Nicolas Sarkozy © TF1-LCI"Qui peut me dire que c'est normal d'avoir envie de violer un petit enfant de trois ans? (...) A partir de ce moment là, quelle est la part de l'inné et la part de l'acquis ?" s'est demandé mardi matin le candidat UMP."Je me garderai bien de trancher", a-t-il encore nuancé dans l'après-midi, modérant cette fois considérablement les propos qu'il avait tenus dans un entretien avec le philosophe Michel Onfray et qui ont déclenché un tollé dans l'ensemble de la classe politique. Dans l'entretien publié par "Philosophie Magazine", Nicolas Sarkozy s'était dit "incliné (...) à penser qu'on naît pédophile". Il avait en outre estimé, à propos des jeunes qui se suicident, que "génétiquement, ils avaient une fragilité, une douleur préalable".

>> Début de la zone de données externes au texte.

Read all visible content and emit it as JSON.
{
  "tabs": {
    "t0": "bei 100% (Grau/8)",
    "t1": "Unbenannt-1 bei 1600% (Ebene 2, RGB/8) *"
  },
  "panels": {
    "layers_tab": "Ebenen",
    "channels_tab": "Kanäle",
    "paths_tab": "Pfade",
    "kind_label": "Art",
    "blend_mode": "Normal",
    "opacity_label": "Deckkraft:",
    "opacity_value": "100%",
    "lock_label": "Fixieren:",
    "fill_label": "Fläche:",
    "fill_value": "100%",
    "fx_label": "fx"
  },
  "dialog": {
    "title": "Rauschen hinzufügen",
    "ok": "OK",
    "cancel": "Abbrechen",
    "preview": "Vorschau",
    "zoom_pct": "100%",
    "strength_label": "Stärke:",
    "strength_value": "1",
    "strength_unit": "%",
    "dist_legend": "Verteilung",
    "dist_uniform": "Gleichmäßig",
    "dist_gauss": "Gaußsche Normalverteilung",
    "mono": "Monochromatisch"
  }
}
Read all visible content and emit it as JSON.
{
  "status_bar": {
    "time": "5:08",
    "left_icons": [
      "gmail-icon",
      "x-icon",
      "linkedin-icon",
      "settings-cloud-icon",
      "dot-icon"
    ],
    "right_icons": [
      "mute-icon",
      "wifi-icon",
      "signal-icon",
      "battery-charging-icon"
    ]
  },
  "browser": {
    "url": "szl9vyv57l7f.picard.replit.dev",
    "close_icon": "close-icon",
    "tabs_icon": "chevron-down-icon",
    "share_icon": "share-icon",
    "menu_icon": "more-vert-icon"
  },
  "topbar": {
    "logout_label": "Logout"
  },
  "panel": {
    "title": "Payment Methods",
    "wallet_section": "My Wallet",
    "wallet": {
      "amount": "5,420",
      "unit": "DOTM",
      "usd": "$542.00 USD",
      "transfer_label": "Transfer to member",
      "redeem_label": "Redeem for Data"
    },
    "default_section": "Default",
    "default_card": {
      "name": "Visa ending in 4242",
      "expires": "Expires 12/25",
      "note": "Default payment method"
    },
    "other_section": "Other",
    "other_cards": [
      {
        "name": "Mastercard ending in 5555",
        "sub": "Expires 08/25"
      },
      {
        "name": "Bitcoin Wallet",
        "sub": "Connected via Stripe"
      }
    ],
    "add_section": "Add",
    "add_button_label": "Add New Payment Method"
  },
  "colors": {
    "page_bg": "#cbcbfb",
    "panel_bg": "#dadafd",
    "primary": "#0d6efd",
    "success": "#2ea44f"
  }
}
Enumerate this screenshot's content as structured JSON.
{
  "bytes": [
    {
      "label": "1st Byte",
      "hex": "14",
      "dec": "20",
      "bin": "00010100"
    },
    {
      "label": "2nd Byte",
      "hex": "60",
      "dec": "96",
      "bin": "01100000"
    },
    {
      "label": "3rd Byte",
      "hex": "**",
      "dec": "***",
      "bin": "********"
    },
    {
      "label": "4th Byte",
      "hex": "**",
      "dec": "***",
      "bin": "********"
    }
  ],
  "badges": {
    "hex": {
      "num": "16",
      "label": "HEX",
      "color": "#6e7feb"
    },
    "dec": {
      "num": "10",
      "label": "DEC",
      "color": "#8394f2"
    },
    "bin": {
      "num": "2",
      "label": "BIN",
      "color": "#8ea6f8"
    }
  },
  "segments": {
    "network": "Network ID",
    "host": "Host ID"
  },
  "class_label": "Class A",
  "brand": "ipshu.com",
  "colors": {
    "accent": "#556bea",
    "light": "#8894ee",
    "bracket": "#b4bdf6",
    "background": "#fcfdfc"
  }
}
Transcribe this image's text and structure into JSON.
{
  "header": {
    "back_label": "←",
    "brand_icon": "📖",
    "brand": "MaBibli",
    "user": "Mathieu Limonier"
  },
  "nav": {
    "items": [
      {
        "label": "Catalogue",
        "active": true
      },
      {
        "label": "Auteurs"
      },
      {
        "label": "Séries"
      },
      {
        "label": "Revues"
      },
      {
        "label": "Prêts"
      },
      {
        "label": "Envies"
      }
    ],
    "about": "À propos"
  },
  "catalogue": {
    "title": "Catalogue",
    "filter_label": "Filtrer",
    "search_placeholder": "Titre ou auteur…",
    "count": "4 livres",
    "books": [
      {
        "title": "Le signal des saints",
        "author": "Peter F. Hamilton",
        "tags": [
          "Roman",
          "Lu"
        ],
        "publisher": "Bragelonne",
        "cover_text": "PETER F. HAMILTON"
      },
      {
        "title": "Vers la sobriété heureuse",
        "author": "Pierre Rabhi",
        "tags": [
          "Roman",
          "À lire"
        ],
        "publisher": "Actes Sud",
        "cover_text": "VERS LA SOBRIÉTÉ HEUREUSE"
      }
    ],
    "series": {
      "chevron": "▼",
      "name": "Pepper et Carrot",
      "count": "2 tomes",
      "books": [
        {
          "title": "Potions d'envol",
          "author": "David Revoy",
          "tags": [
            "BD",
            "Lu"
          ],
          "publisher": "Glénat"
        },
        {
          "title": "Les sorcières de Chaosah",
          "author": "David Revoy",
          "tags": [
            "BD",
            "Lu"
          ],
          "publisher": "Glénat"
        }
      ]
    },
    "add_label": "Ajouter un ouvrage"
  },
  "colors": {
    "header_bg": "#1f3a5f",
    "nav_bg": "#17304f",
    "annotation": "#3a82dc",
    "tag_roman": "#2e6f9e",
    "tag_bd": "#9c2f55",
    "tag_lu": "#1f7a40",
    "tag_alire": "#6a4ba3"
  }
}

Le candidat UDF François Bayrou avait ouvert le feu ce week-end qualifiant ces propos de "terriblement inquiétants" et "glaçants". Des scientifiques avaient également émis des mises en garde. L'ensemble de la classe politique leur a emboîté le pas en condamnant la théorie du candidat UMP. Certains y ont vu la preuve d'une conception inquiétante de la vie et de la société de la part de M. Sarkozy. La candidate PS Ségolène Royal est restée prudente dans un premier temps, "laissant les scientifiques répondre", avant que sa porte-parole Najat Belkacem n'y perçoive "le signe d'un programme profondément réactionnaire"."C'est inacceptable, profondément choquant et profondément inquiétant quant à la conception de la société" de M. Sarkozy, a renchéri mardi, le chef de file des députés PS Jean-Marc Ayrault.
"Propos d'un autre âge"
"Quelle monstruosité!", s'est indignée la candidate PCF Marie-George Buffet. Pour les Verts, les propos du candidat UMP renvoient "à un monde de castes et de sous-hommes, bien loin de nos démocraties". José Bové a dénoncé de son côté un "eugénisme" qui expliquerait chez M. Sarkozy "l'absence de politique de prévention" et "la mise au rancart des travailleurs sociaux". Après Jean-Marie Le Pen qui a ironisé sur des "déclarations absurdes", Philippe de Villiers a lui aussi pris le contre-pied de propos "d'un autre âge" et exclu tout "prédéterminisme". Le candidat CPNT Frédéric Nihous, qui s'écarte rarement du thème de la ruralité, a rejoint mardi soir le tollé. "Je trouve ça pitoyable comme raisonnement", a-t-il dit. "D'abord laissons faire les spécialistes, qui ne sont pas tous d'accord entre eux".
Mais s'il admet dorénavant ne plus vouloir "trancher" entre l'inné et l'acquis, Nicolas Sarkozy revendique toujours le droit de "débattre" durant la campagne électorale, de toutes les questions de société. "J'ai avancé ces idées pour en débattre", a-t-il plaidé mardi. "On ne parle pas de l'immigration, de délinquants sexuels, des fraudeurs, de l'identité nationale, on ne parle de rien... Mais ce n'est pas ça, une campagne électorale", a-t-il lancé.